Plan to save historic upland sites in North East

Rowantree Stob

WORK is planned to help preserve two historic upland sites in the North East.

The measures will protect the remains of Low Slit lead mine in Weardale and Rowantree Stob bastle house in Allendale in Northumberland.

The North Pennines buildings represent the changing fortunes of the North East from the hazards of Border farming in the 17th Century to the lead mining heyday of the 19th Century.

Natural England is funding the essential repair work needed to prevent further deterioration to the two important regional heritage sites and is working with the farmers who own the sites, and English Heritage.

Low Slit Mine near Westgate, a scheduled ancient monument, was active in medieval times and was last in operation in the 19th Century.

Features which survive include the stone base for one of Lord Armstrongs hydraulic engines which served as a winding engine for the mine shaft, a pit which held an earlier water wheel, a row of bouseteams or bays where miners stored their ore, and an ore washing and dressing floor where water was used to separate the heavy lead ore from lighter waste minerals.

There are also the remains of the mine lodging shop and other buildings.

The mine reservoir also survives above the site.

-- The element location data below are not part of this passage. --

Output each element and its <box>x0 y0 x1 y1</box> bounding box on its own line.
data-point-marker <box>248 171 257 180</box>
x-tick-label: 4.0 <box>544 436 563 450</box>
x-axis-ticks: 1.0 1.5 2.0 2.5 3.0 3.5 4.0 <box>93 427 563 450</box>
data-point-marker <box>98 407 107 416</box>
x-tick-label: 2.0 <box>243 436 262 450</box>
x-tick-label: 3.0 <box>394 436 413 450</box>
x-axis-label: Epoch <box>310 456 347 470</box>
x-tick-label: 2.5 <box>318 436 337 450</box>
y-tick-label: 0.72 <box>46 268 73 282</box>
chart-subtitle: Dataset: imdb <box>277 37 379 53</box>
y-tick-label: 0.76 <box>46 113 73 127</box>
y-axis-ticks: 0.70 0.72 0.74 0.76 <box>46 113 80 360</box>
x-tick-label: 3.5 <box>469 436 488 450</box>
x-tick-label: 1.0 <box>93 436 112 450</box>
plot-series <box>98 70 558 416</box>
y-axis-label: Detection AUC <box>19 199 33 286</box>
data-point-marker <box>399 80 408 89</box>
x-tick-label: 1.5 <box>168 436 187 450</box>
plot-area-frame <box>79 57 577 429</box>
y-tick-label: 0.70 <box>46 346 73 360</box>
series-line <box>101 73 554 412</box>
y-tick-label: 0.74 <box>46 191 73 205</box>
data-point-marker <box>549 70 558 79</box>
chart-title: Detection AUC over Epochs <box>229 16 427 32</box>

As well as being a nationally important industrial heritage site, the mine is also part of a site of special scientific interest, designated partly for its unusual lead tolerant plants, such as spring sandwort.

Natural Englands historic environment advisor Tom Gledhill, who lives in Rookhope, said that sandwort was also called leadwort by miners because its habit of growing on lead veins highlighted where to dig.

Rowantree Stob is a picturesque ruin near Spartylea in Allendale and has many of the features of a bastle house, the thick-walled defensive farm houses with living spaces above a byre, which were a feature of the Border region in the 16th and 17th Centuries.

The letters TR are carved into the doorway and these are probably the initials of a relation of Margaret Rowle who is recorded as a tenant at Rowndetreestob in 1608.